Part 2: Multi-Threaded Web Crawler
Constraints
- 0 <= len(web) <= 10^4
- 0 <= total number of links across all pages <= 5 * 10^4
- All URLs are absolute and start with `http://` or `https://`
- Only fragment stripping is allowed; no other URL normalization may be applied
- The link graph may contain cycles
- The solution must be thread-safe
Solution
def solution(start_url, web):
from queue import Queue
from threading import Lock, Thread
from urllib.parse import urlsplit
def sanitize(url):
return url.split('#', 1)[0]
def get_host(url):
return urlsplit(url).netloc
start = sanitize(start_url)
target_host = get_host(start)
seen = {start}
seen_lock = Lock()
tasks = Queue()
tasks.put(start)
def worker():
while True:
current = tasks.get()
if current is None:
tasks.task_done()
return
for nxt in web.get(current, []):
nxt = sanitize(nxt)
if get_host(nxt) != target_host:
continue
should_enqueue = False
with seen_lock:
if nxt not in seen:
seen.add(nxt)
should_enqueue = True
if should_enqueue:
tasks.put(nxt)
tasks.task_done()
worker_count = 4
threads = [Thread(target=worker) for _ in range(worker_count)]
for t in threads:
t.start()
tasks.join()
for _ in threads:
tasks.put(None)
tasks.join()
for t in threads:
t.join()
return sorted(seen)Time complexity: O(V + E) total work, where V is the number of reachable same-host pages after fragment stripping and E is the number of examined links.
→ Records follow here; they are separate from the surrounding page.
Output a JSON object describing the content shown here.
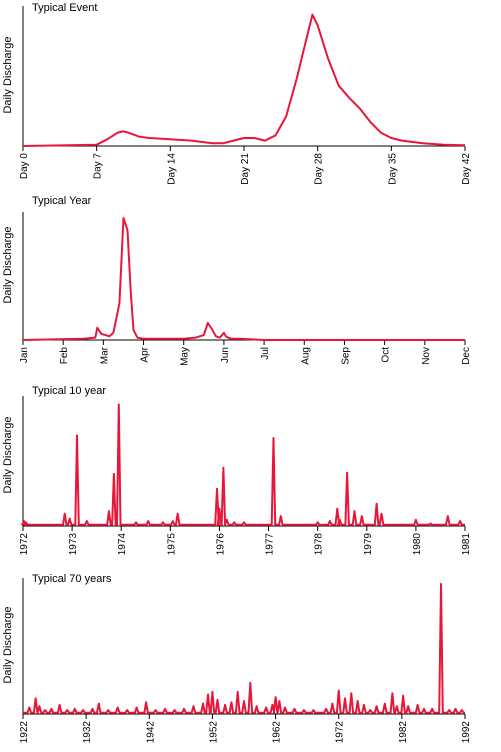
{
  "chart_data": [
    {
      "type": "line",
      "title": "Typical Event",
      "ylabel": "Daily Discharge",
      "xlabel": "",
      "xlim": [
        0,
        42
      ],
      "ticks": [
        {
          "v": 0,
          "label": "Day 0"
        },
        {
          "v": 7,
          "label": "Day 7"
        },
        {
          "v": 14,
          "label": "Day 14"
        },
        {
          "v": 21,
          "label": "Day 21"
        },
        {
          "v": 28,
          "label": "Day 28"
        },
        {
          "v": 35,
          "label": "Day 35"
        },
        {
          "v": 42,
          "label": "Day 42"
        }
      ],
      "ylim": [
        0,
        100
      ],
      "color": "#e8173a",
      "series": [
        {
          "x": [
            0,
            7,
            8,
            9,
            9.5,
            10,
            11,
            12,
            14,
            16,
            18,
            19,
            20,
            21,
            22,
            23,
            24,
            25,
            26,
            27,
            27.5,
            28,
            29,
            30,
            31,
            32,
            33,
            34,
            35,
            36,
            38,
            40,
            42
          ],
          "y": [
            0,
            1,
            5,
            10,
            11,
            10,
            7,
            6,
            5,
            4,
            2,
            2,
            4,
            6,
            6,
            4,
            8,
            22,
            50,
            82,
            98,
            90,
            65,
            45,
            36,
            28,
            18,
            10,
            6,
            4,
            2,
            1,
            0.5
          ]
        }
      ]
    },
    {
      "type": "line",
      "title": "Typical Year",
      "ylabel": "Daily Discharge",
      "xlabel": "",
      "xlim": [
        0,
        11
      ],
      "ticks": [
        {
          "v": 0,
          "label": "Jan"
        },
        {
          "v": 1,
          "label": "Feb"
        },
        {
          "v": 2,
          "label": "Mar"
        },
        {
          "v": 3,
          "label": "Apr"
        },
        {
          "v": 4,
          "label": "May"
        },
        {
          "v": 5,
          "label": "Jun"
        },
        {
          "v": 6,
          "label": "Jul"
        },
        {
          "v": 7,
          "label": "Aug"
        },
        {
          "v": 8,
          "label": "Sep"
        },
        {
          "v": 9,
          "label": "Oct"
        },
        {
          "v": 10,
          "label": "Nov"
        },
        {
          "v": 11,
          "label": "Dec"
        }
      ],
      "ylim": [
        0,
        100
      ],
      "color": "#e8173a",
      "series": [
        {
          "x": [
            0,
            1.5,
            1.8,
            1.85,
            1.95,
            2.05,
            2.15,
            2.25,
            2.4,
            2.5,
            2.6,
            2.68,
            2.75,
            2.85,
            3,
            3.5,
            4,
            4.3,
            4.5,
            4.6,
            4.7,
            4.8,
            4.9,
            5,
            5.05,
            5.1,
            5.2,
            5.4,
            6,
            7,
            8,
            9,
            10,
            11
          ],
          "y": [
            0,
            1,
            2,
            10,
            5,
            4,
            3,
            6,
            30,
            100,
            90,
            40,
            8,
            2,
            1,
            1,
            1,
            2,
            4,
            14,
            9,
            3,
            2,
            6,
            3,
            2,
            1,
            1,
            0,
            0,
            0,
            0,
            0,
            0
          ]
        }
      ]
    },
    {
      "type": "line",
      "title": "Typical 10 year",
      "ylabel": "Daily Discharge",
      "xlabel": "",
      "xlim": [
        1972,
        1981
      ],
      "ticks": [
        {
          "v": 1972,
          "label": "1972"
        },
        {
          "v": 1973,
          "label": "1973"
        },
        {
          "v": 1974,
          "label": "1974"
        },
        {
          "v": 1975,
          "label": "1975"
        },
        {
          "v": 1976,
          "label": "1976"
        },
        {
          "v": 1977,
          "label": "1977"
        },
        {
          "v": 1978,
          "label": "1978"
        },
        {
          "v": 1979,
          "label": "1979"
        },
        {
          "v": 1980,
          "label": "1980"
        },
        {
          "v": 1981,
          "label": "1981"
        }
      ],
      "ylim": [
        0,
        100
      ],
      "color": "#e8173a",
      "series": [
        {
          "peaks": [
            [
              1972.02,
              4
            ],
            [
              1972.06,
              3
            ],
            [
              1972.85,
              10
            ],
            [
              1972.95,
              6
            ],
            [
              1973.1,
              73
            ],
            [
              1973.3,
              4
            ],
            [
              1973.75,
              12
            ],
            [
              1973.85,
              42
            ],
            [
              1973.95,
              98
            ],
            [
              1974.3,
              3
            ],
            [
              1974.55,
              4
            ],
            [
              1974.85,
              3
            ],
            [
              1975.05,
              4
            ],
            [
              1975.15,
              10
            ],
            [
              1975.95,
              30
            ],
            [
              1976.0,
              14
            ],
            [
              1976.08,
              47
            ],
            [
              1976.15,
              5
            ],
            [
              1976.3,
              3
            ],
            [
              1976.5,
              3
            ],
            [
              1977.1,
              71
            ],
            [
              1977.25,
              8
            ],
            [
              1978.0,
              3
            ],
            [
              1978.25,
              4
            ],
            [
              1978.4,
              14
            ],
            [
              1978.45,
              5
            ],
            [
              1978.6,
              43
            ],
            [
              1978.75,
              12
            ],
            [
              1978.9,
              8
            ],
            [
              1979.2,
              18
            ],
            [
              1979.3,
              10
            ],
            [
              1980.0,
              5
            ],
            [
              1980.3,
              2
            ],
            [
              1980.65,
              8
            ],
            [
              1980.9,
              4
            ]
          ]
        }
      ]
    },
    {
      "type": "line",
      "title": "Typical 70 years",
      "ylabel": "Daily Discharge",
      "xlabel": "",
      "xlim": [
        1922,
        1992
      ],
      "ticks": [
        {
          "v": 1922,
          "label": "1922"
        },
        {
          "v": 1932,
          "label": "1932"
        },
        {
          "v": 1942,
          "label": "1942"
        },
        {
          "v": 1952,
          "label": "1952"
        },
        {
          "v": 1962,
          "label": "1962"
        },
        {
          "v": 1972,
          "label": "1972"
        },
        {
          "v": 1982,
          "label": "1982"
        },
        {
          "v": 1992,
          "label": "1992"
        }
      ],
      "ylim": [
        0,
        100
      ],
      "color": "#e8173a",
      "series": [
        {
          "peaks": [
            [
              1923,
              5
            ],
            [
              1924,
              12
            ],
            [
              1924.6,
              6
            ],
            [
              1925.5,
              3
            ],
            [
              1926.5,
              4
            ],
            [
              1927.8,
              7
            ],
            [
              1929,
              3
            ],
            [
              1930.2,
              4
            ],
            [
              1931.5,
              3
            ],
            [
              1933,
              4
            ],
            [
              1934,
              8
            ],
            [
              1935.5,
              3
            ],
            [
              1937,
              5
            ],
            [
              1938.5,
              3
            ],
            [
              1940,
              5
            ],
            [
              1941.5,
              9
            ],
            [
              1943,
              3
            ],
            [
              1944.5,
              4
            ],
            [
              1946,
              3
            ],
            [
              1947.5,
              4
            ],
            [
              1949,
              6
            ],
            [
              1950.5,
              8
            ],
            [
              1951.3,
              15
            ],
            [
              1952,
              17
            ],
            [
              1952.8,
              11
            ],
            [
              1954,
              7
            ],
            [
              1955,
              9
            ],
            [
              1956,
              17
            ],
            [
              1957,
              10
            ],
            [
              1958,
              24
            ],
            [
              1959,
              6
            ],
            [
              1960.5,
              5
            ],
            [
              1961.5,
              7
            ],
            [
              1962,
              13
            ],
            [
              1962.6,
              10
            ],
            [
              1963.5,
              5
            ],
            [
              1965,
              4
            ],
            [
              1966.5,
              3
            ],
            [
              1968,
              3
            ],
            [
              1970,
              4
            ],
            [
              1971,
              8
            ],
            [
              1972,
              18
            ],
            [
              1973,
              12
            ],
            [
              1974,
              16
            ],
            [
              1975,
              10
            ],
            [
              1976,
              7
            ],
            [
              1977,
              3
            ],
            [
              1978,
              6
            ],
            [
              1979.3,
              8
            ],
            [
              1980.5,
              16
            ],
            [
              1981.2,
              6
            ],
            [
              1982.2,
              14
            ],
            [
              1983,
              6
            ],
            [
              1984.5,
              7
            ],
            [
              1985.5,
              4
            ],
            [
              1986.8,
              4
            ],
            [
              1988.2,
              100
            ],
            [
              1989.5,
              3
            ],
            [
              1990.5,
              4
            ],
            [
              1991.5,
              3
            ]
          ]
        }
      ]
    }
  ]
}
Wall-clock time can improve with multiple threads when link fetching is slow.. Space complexity: O(V + W), where W is the number of worker threads; dominated by the visited set and task queue..
Hints
- Use a shared `visited` set protected by a lock, and mark a URL as visited before enqueueing it.
- A thread-safe queue is a natural way to distribute crawl tasks among worker threads.